E. Bijdrage in de huur van accommodaties  

De gemeente hanteert als algemeen beleid dat verenigingen gratis gebruik mogen maken van gemeenschapshuizen voor de uitvoering van hun verenigingsactiviteiten.

In uitzonderingsgevallen kan dat algemene beleid niet beantwoorden aan de accommodatiebehoefte van muziekverenigingen. Dan kan besloten worden tot het geven van een bijdrage in de kosten van accommodatiehuur.

Het algemene accommodatiebeleid is voor de muziekverenigingen voordeliger dan de aanbeveling van LMO/Unisono op het gebied van accommodatiehuur. Dit is voor de gemeente de reden om een korting van € 1.810,00 (peil 2007) per zelfstandige eenheid toe te passen op de som van de bedragen die voortvloeien uit de toepassing van subsidienormen die in deze “Nadere regels” zijn opgenomen.

F. Bijdrage in de netto opleidingskosten  

Voor opleidingskosten bestaat in de gemeente Bladel de Uitvoeringsregeling individuele subsidiëring muzikale en culturele vorming.
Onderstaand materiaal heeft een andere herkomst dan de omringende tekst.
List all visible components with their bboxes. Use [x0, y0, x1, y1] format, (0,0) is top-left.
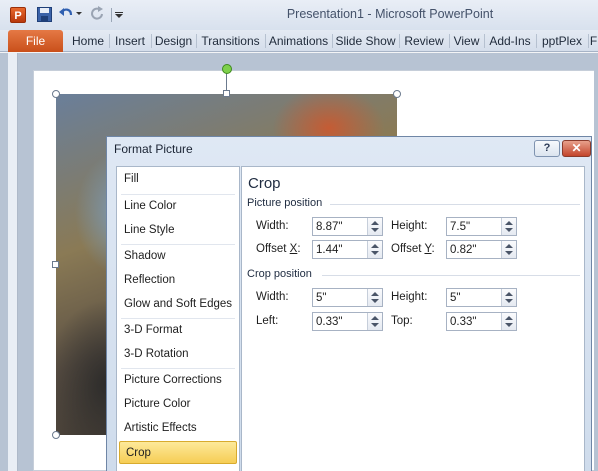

De muziekverenigingen komen niet in aanmerking voor subsidie in de kosten die verband houden met de opleiding van leerlingen. Door de tarieven voor de opleiding af te stemmen op de Uitvoeringsregeling individuele subsidiëring muzikale en culturele vorming kunnen de verenigingen een goede dekkingsgraad realiseren voor de kosten die aan de opleidingsactiviteiten verbonden zijn.

G. Bijdrage nationale wedstrijden/concoursen  

Voor nationale wedstrijden/concoursen hanteert de gemeente twee normbedragen.

Een jaarlijkse bijdrage van € 1.200,00 als grondslag voor een vereniging met minder dan 100 leden.

Een jaarlijkse bijdrage van € 1.500,00 als grondslag voor een vereniging met meer dan 100 leden.

 

In het activiteitenplan dat deel uitmaakt van de subsidieaanvraag, moet het bestuur duidelijk aangeven aan welke nationale wedstrijden/concoursen zal worden deelgenomen. Tevens moet uit het activiteitenplan blijken of de vereniging meer of minder dan 100 leden heeft.

Aldus vastgesteld in zijn openbare vergadering van 20 september 2007.